カクテル
「君嶋くん、いいなぁ。変わって!」
「ヒューヒュー」
歓声が上がる
麻理さんが、僕の頬にキスをしようと近づくと、麻由ちゃんが間に割り込んで手を広げて止めた、
「麻理さん、やめて下さい!」
ま、麻由ちゃん、、
「ほっぺにキスするだけだよ」
「嫌です!」
目を潤ませて拒否した、
麻由ちゃんの気迫に圧倒されて、麻理さんも諦めた。
「そっか、ごめんね麻由ちゃん。
他の女が大事な彼氏にキスして駄目だよね、
私が悪かった、許してね」
こういうところは、麻理さんは大人だ、
「すみません、、」
場の雰囲気を壊してしまった。
僕は麻由ちゃんの両肩を押さえて座らせ、皆んなに頭を下げた。
すぐに麻理さんがフォローしてくれた、
「ごめんなさい、君嶋くんは駄目だったね。
私が軽率過ぎました。

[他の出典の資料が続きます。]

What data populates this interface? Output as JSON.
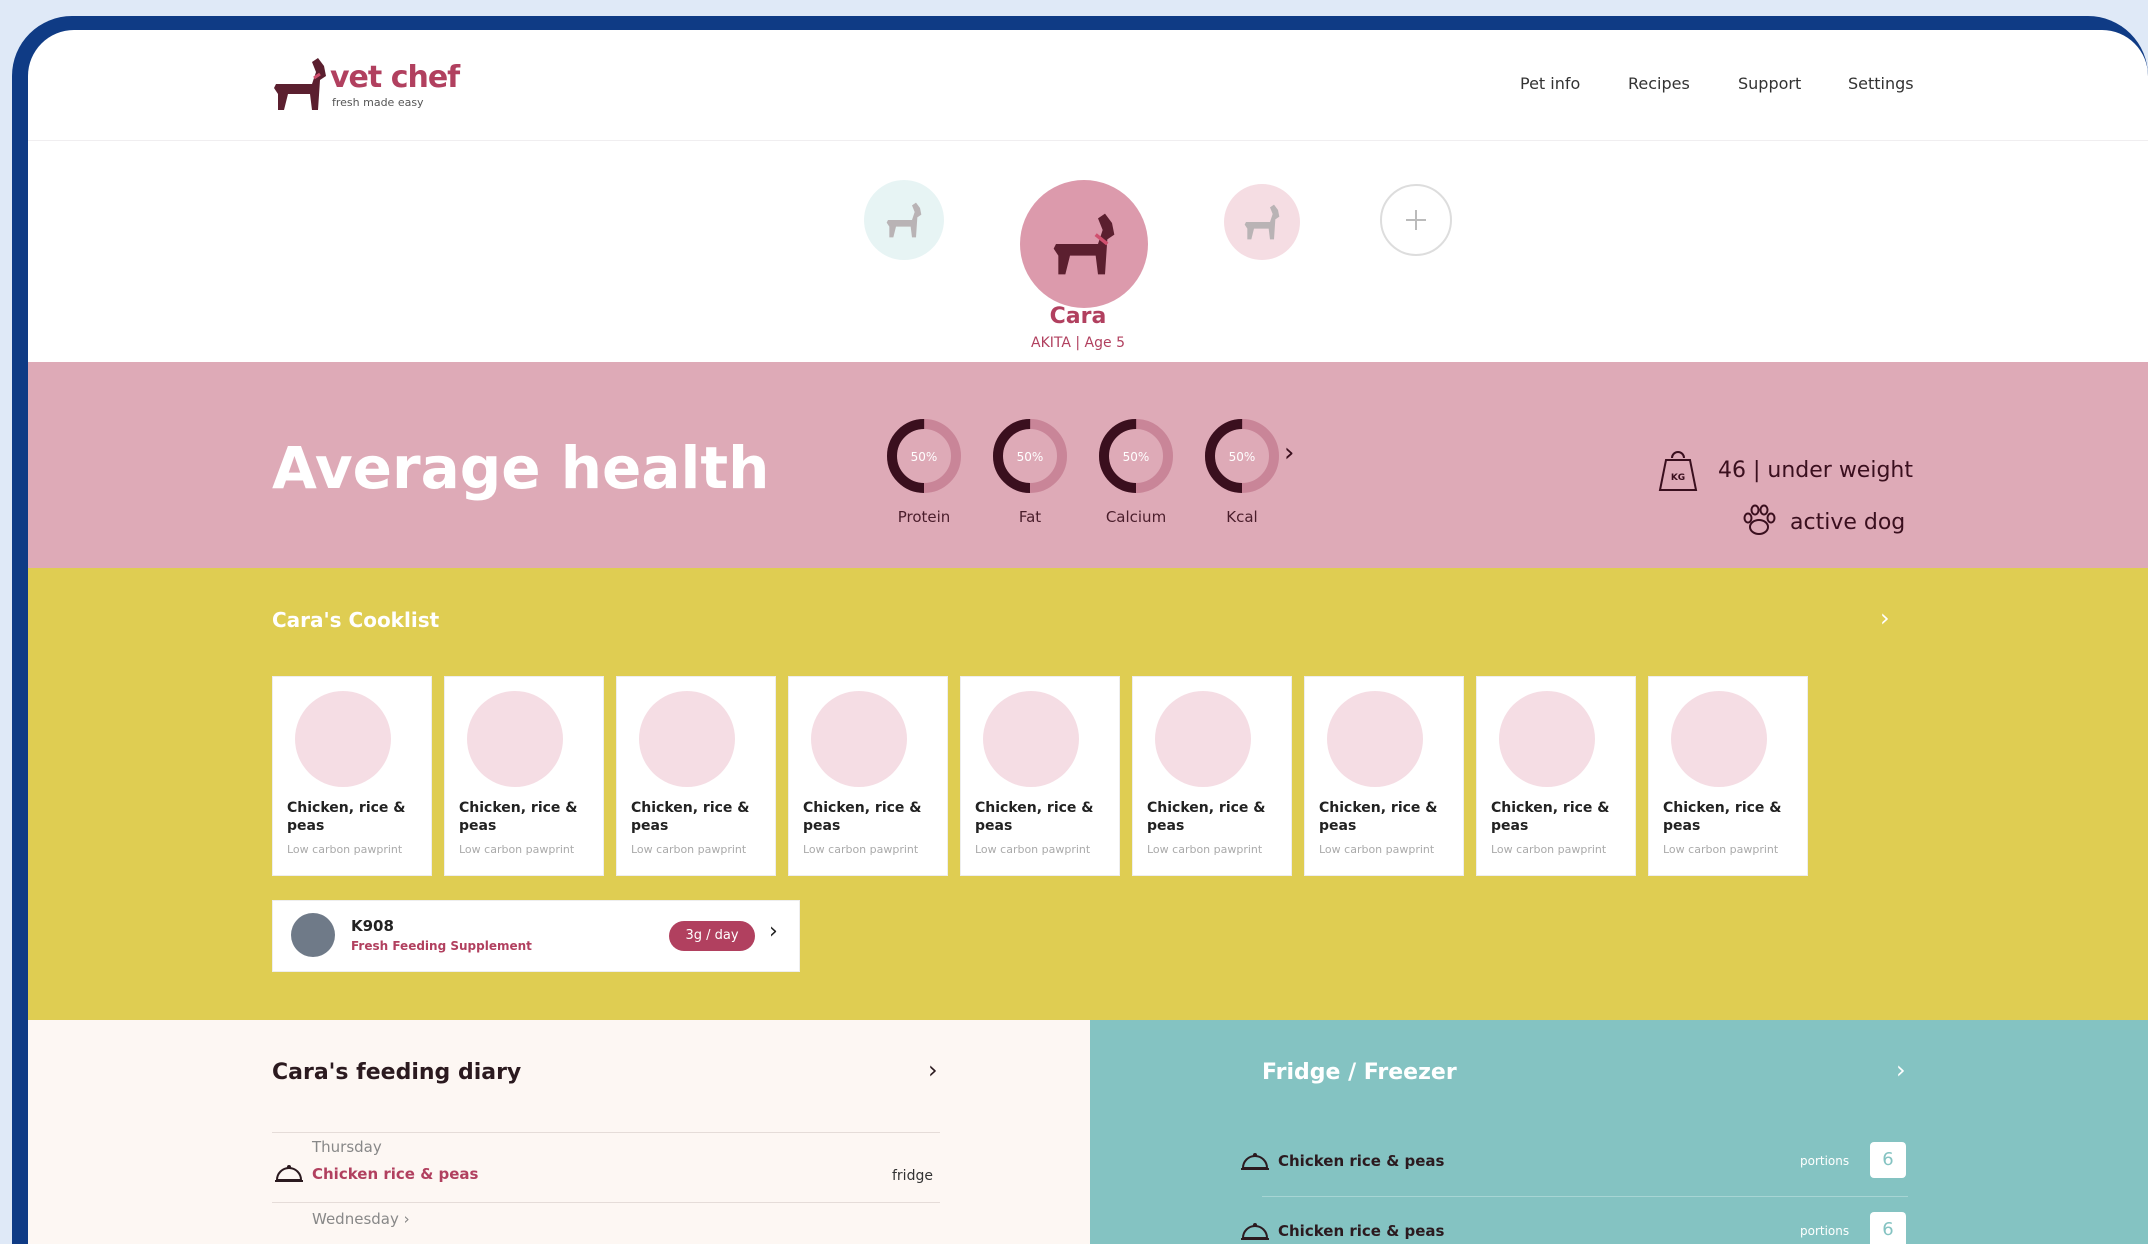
{
  "brand": {
    "name": "vet chef",
    "tagline": "fresh made easy"
  },
  "nav": [
    "Pet info",
    "Recipes",
    "Support",
    "Settings"
  ],
  "pet": {
    "name": "Cara",
    "breed_age": "AKITA | Age 5"
  },
  "health": {
    "title": "Average health",
    "gauges": [
      {
        "label": "Protein",
        "value": "50%",
        "level": 0.5
      },
      {
        "label": "Fat",
        "value": "50%",
        "level": 0.5
      },
      {
        "label": "Calcium",
        "value": "50%",
        "level": 0.5
      },
      {
        "label": "Kcal",
        "value": "50%",
        "level": 0.5
      }
    ],
    "weight_icon_text": "KG",
    "weight": "46 | under weight",
    "activity": "active dog"
  },
  "cooklist": {
    "title": "Cara's Cooklist",
    "cards": [
      {
        "name": "Chicken, rice & peas",
        "sub": "Low carbon pawprint"
      },
      {
        "name": "Chicken, rice & peas",
        "sub": "Low carbon pawprint"
      },
      {
        "name": "Chicken, rice & peas",
        "sub": "Low carbon pawprint"
      },
      {
        "name": "Chicken, rice & peas",
        "sub": "Low carbon pawprint"
      },
      {
        "name": "Chicken, rice & peas",
        "sub": "Low carbon pawprint"
      },
      {
        "name": "Chicken, rice & peas",
        "sub": "Low carbon pawprint"
      },
      {
        "name": "Chicken, rice & peas",
        "sub": "Low carbon pawprint"
      },
      {
        "name": "Chicken, rice & peas",
        "sub": "Low carbon pawprint"
      },
      {
        "name": "Chicken, rice & peas",
        "sub": "Low carbon pawprint"
      }
    ],
    "supplement": {
      "name": "K908",
      "sub": "Fresh Feeding Supplement",
      "dose": "3g / day"
    }
  },
  "diary": {
    "title": "Cara's feeding diary",
    "entries": [
      {
        "day": "Thursday",
        "meal": "Chicken rice & peas",
        "location": "fridge"
      },
      {
        "day": "Wednesday ›"
      }
    ]
  },
  "fridge": {
    "title": "Fridge / Freezer",
    "items": [
      {
        "name": "Chicken rice & peas",
        "label": "portions",
        "count": "6"
      },
      {
        "name": "Chicken rice & peas",
        "label": "portions",
        "count": "6"
      }
    ]
  },
  "colors": {
    "accent": "#b1405f",
    "health_band": "#deaab7",
    "cooklist_band": "#dfcd52",
    "fridge_band": "#84c3c2"
  }
}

じゃあ代わりにキスして欲しい人いますか?」
驚いた事に角さんや岸さんが手を挙げて、
二人とも奥さんに頭を小突かれている。
それでも手を下ろさない、
"去年もじゃない"って言われてるから、
どうやら麻理さんの毎年の恒例みたいだ。
ジャンケンの結果、角さんがキスをしてもらう事になったけど、キスと同時に反対の頬を奥さんにつねられていた。
笑いが起こって、一気に場の雰囲気が明るくなった。
麻由ちゃんにも笑顔が戻って良かった。